Akosua Ali, who is president of the district branch of the NAACP, is embracing mobile voting.

“The NAACP calls for mobile voting as an additional option to increase voter turnout in the District of Columbia because mobile voting can help remove barriers to voting and increase turnout for black voters,” she said. in an e-mail to the Informer.

“A recent poll showed that 70% of DC residents support the idea of ​​mobile voting. In 2020, less than 58% of non-white voters participated,” she said.

Ali said, “Voting rights are under attack across the country, but in the District of Columbia, we have a historic opportunity to become the first to allow residents to vote from their mobile devices,” he said. she declared. “The NAACP works to ensure that voting is accessible to everyone. Voters should not be forced to choose between working and voting. Black and brown people disproportionately work in frontline service industries, providing restricted access to leave work to vote during business hours. Voting must be safe, easy and accessible to everyone because our lives depend on it.

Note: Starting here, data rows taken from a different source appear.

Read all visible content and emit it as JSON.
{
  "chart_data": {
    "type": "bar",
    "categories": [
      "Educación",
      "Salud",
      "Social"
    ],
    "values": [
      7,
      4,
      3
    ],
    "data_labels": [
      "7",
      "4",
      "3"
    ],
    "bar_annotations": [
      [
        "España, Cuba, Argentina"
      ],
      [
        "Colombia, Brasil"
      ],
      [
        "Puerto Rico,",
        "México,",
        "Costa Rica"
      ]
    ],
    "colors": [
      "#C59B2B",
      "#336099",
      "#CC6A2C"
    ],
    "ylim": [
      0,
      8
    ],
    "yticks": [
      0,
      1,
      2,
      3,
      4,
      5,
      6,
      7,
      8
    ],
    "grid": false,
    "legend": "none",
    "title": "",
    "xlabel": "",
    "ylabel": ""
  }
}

Tajuan Farmer, Legislative President of the DC National Federation of the Blind, said “the Mobile Voters Bill will ensure that I, as a blind person and a person of color, make my voice heard.”

“Special adjustments can be made to my smartphone so that I can vote by voice,” Farmer said. “I won’t have someone standing over me at a polling station to see who I’m voting for. Moreover, I will not even have to go to a polling station if this bill becomes law.

The Reverend Lionel Edmonds, president of the Conference of Baptist Missionary Ministers, Washington, DC and Area, said the concerns about piracy, while valid, appear to be addressed in Pinto’s legislation.

“We will fix bugs in the system if attacked,” he said. “We know there are enemies of democracy and we will deal with those enemies. The good outweighs the bad. You keep putting money in the bank just because there’s a hack.